Summary of idea: The idea (roughly) is that Yum could detect when a package update is going to break some important functionality of the system because is a dependency of another package that won't be updated (for example: Yum is not detecting that when a kernel is updated, because the previous kernel is not deleted, and the dependency isn't broken). This happens once in a while with kernel and third party packages that provide support for devices that aren't supported by Fedora directly because of licensing restrictions: ie. Fedora updates the kernel, and RPM Fusion packages related to Broadcom wireless usually need 2-4 days to be updated, resulting in a non working wireless.

Contacts:

Mentor(s):

Notes: I don't feel qualified to be mentor.

Create a spin to aid students in education and to help them understand Linux and Fedora better

Status: Proposed

Summary of Idea: The idea is to create a spin which would be more student friendly. It should have some graph plotting tools, some circuit simulator, maybe an equation solving application, IDE for some basic coding and a few compilers which are taught in colleges and other relevant stuff. It should consist of extensive documentation to help students use these tools and Linux in general. A few interesting games and music player would be a plus.

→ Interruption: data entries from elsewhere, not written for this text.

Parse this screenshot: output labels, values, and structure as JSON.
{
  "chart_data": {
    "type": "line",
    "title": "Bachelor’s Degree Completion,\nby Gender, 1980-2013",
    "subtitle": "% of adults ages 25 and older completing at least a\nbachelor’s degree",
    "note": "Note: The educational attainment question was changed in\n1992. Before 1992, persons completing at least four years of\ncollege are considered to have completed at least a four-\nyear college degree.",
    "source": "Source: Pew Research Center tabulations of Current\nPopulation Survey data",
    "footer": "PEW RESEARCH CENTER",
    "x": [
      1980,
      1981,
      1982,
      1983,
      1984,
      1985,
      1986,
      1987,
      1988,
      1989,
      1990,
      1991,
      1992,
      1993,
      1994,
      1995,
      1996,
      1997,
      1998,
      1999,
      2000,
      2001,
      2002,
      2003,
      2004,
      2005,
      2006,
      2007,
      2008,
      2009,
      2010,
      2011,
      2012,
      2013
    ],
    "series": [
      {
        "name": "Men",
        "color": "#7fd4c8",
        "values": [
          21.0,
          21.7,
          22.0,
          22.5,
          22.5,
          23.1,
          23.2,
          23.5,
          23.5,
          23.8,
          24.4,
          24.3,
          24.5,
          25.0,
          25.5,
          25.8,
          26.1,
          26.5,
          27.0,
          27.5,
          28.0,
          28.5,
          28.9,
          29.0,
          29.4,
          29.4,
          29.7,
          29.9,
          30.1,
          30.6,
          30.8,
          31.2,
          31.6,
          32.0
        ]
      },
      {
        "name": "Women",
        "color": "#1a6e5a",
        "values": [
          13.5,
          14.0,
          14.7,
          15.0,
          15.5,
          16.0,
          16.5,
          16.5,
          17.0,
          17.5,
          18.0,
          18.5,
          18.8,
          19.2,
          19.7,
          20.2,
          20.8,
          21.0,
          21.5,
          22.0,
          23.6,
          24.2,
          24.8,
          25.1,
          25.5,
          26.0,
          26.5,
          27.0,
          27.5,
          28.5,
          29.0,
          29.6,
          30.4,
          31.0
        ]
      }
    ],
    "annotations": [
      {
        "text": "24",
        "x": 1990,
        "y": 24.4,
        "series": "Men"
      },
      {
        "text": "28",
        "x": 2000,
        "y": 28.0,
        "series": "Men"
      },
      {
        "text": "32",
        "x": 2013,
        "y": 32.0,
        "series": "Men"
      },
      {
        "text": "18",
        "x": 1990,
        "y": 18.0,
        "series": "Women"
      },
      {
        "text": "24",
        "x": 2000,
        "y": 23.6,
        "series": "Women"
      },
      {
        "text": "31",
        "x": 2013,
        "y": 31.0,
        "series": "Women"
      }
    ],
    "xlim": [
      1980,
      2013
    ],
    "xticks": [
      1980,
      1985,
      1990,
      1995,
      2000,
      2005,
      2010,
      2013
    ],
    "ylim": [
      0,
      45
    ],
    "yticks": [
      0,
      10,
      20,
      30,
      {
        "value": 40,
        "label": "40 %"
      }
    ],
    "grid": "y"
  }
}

Additionally, if possible, one can imagine to throw up a screen during install which would help in picking the age group of the student. The applications can be installed accordingly. For example, I would like to have a scrabble game for a small kid then a circuit simulator.

Contacts:

Mentor(s): jreznik and rrix mentored a spin project for Fedora Summer Coding last year. Maybe they could take this.

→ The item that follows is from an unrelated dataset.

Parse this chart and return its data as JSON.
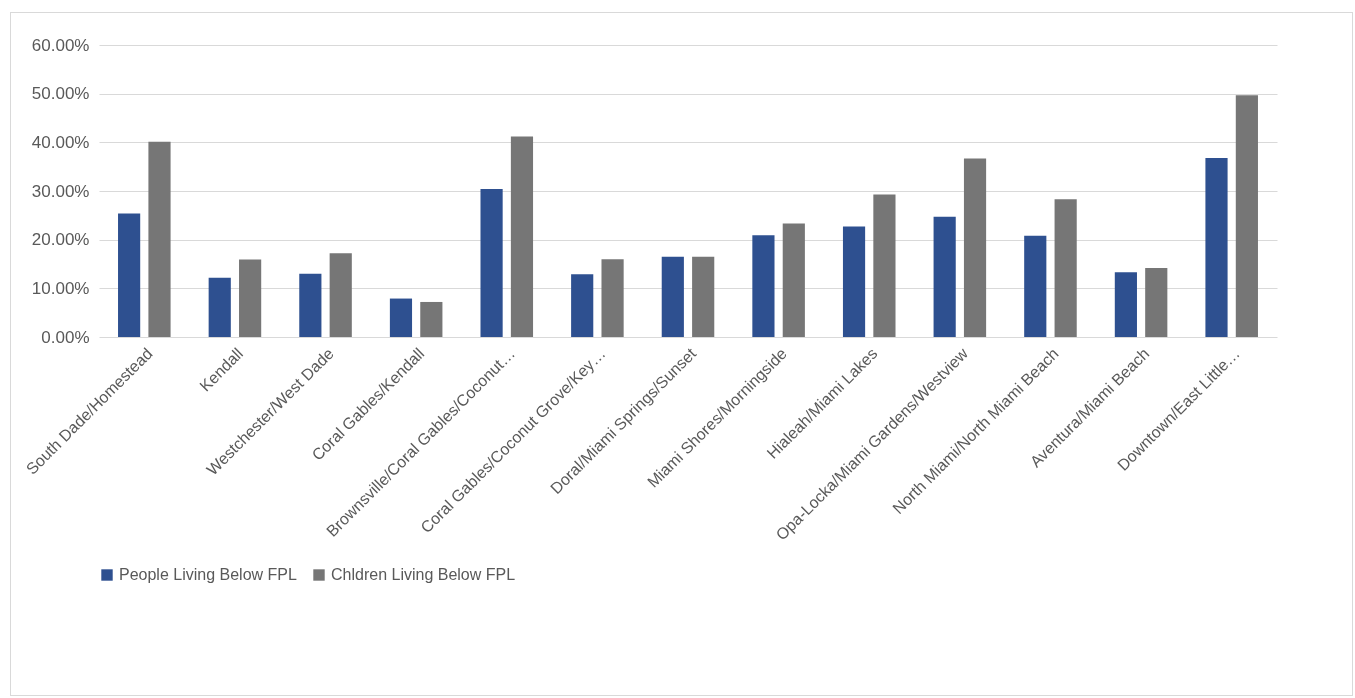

Create a Fedora Events System

Status: Proposed

Summary of Idea: The idea is to create a website which would allow displaying events, divided by region, list attendance, topics discussed and other points. For reference, see Ubuntu Loco Events.

Contacts:

Mentor(s): Nushio develops webapps as a dayjob and wouldn't mind making it a summer job too.

Smarter Yum Metadata

Status: Proposed

Summary of Idea: Share yum metadata among users of a system and also fetch them faster instead of downloading the whole chunk each time.

A git-based metadata store was proposed but objected to by yum maintainers. There could be other ways of doing this, as suggested in the bug report or by going ahead with the git idea -- I believe it can be done.

Contacts:

Mentor(s):

Integrating Fuzzing-based instruments in quality assurance tools

Summary of idea: Generate fuzzing testcases from the existing "make test", which is generally only as good as the package maintainer placed effort into this Extending the range of testcases in a generic way contributes to an enhanced scope of quality and security testing of software. Key implementation technique is providing mock "fuzzing" devices and transparent in-process instrumentation (fuzzing loops) the turn-around time and bug discovery rate will improve. Transparent integration in build tools (like rpm-build macros) lower the entry hurdle for developers and maintainers.

Key components:

-Fuzzing devices: By this we mean user space devices that manipulate given original data based on a given fuzzing strategy, the strategy chosen depends on the nature of the file type, implemented by plugins (for a start provide comprehensive plugin source for image types, gif png, multimedia, midi).

-Package QA process: We think that a prototypical integration in rpm-build (macro, pre-waive certain results ) will help (Fedora) developers package maintainers to transparently gain from these functionality during package build.

Target: It is expected that all posix variants can benefit from wrapping fuzzing algorithms behind devices, however due to the rpm-build macro support, we expect most benefit for rpm-based distros.